The record shows that all the partnership property was sold within six months after the death of the deceased, so as to net over $12,000, and that out of that sum the complainant received only $500. The defendants made a large profit out of the transactions and they were required to account to the complainant, as surviving partner of the deceased, for their unjust gains. This was not done.

==Decision==
The error of the lower court arose from treating the possessory right to the cattle range on the public lands-as it was then held by the partnership on the death of John Griffith-as not constituting any property of value which could be recognized as such by the courts, the claimants being both aliens who had never taken any steps to be naturalized. But the constitution of California, then in force, invested foreigners who were bona fide residents of the state with the same rights, in respect to the possession and enjoyment of property, a native-born citizens.
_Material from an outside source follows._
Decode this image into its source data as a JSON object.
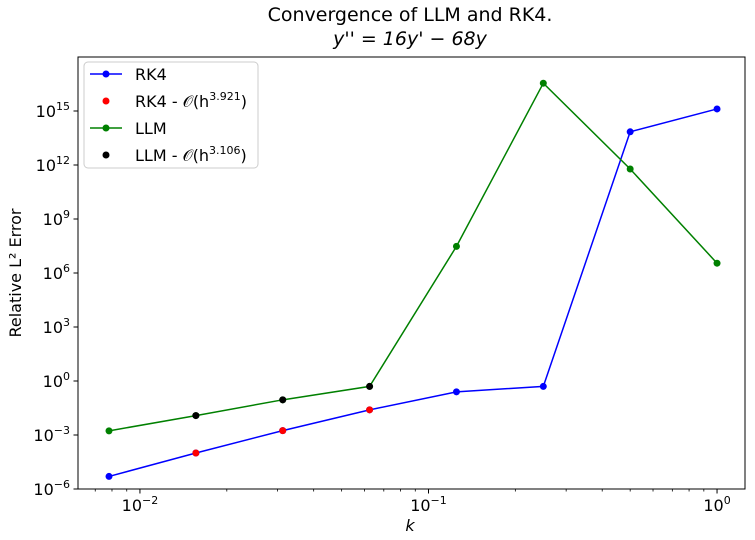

Article 1, 17. And the possessory right to the range, though held by aliens, was respected by their neighbors and all cattle dealers of the country, and had a market value, as shown by the price which others were ready to pay for it. The responsibility of trustees does not depend upon the validity of the title of the grantor of the trust property. If the right or interest transferred to them can be sold for a valuable consideration, it is to be treated as property, and corresponding duties devolve upon the trustees with respect to its sale as upon the sale of property, the title of which is undisputed.

The decree of the lower court was reversed, and the cause remanded, with directions to enter a decree in conformity with this opinion; and was so ordered.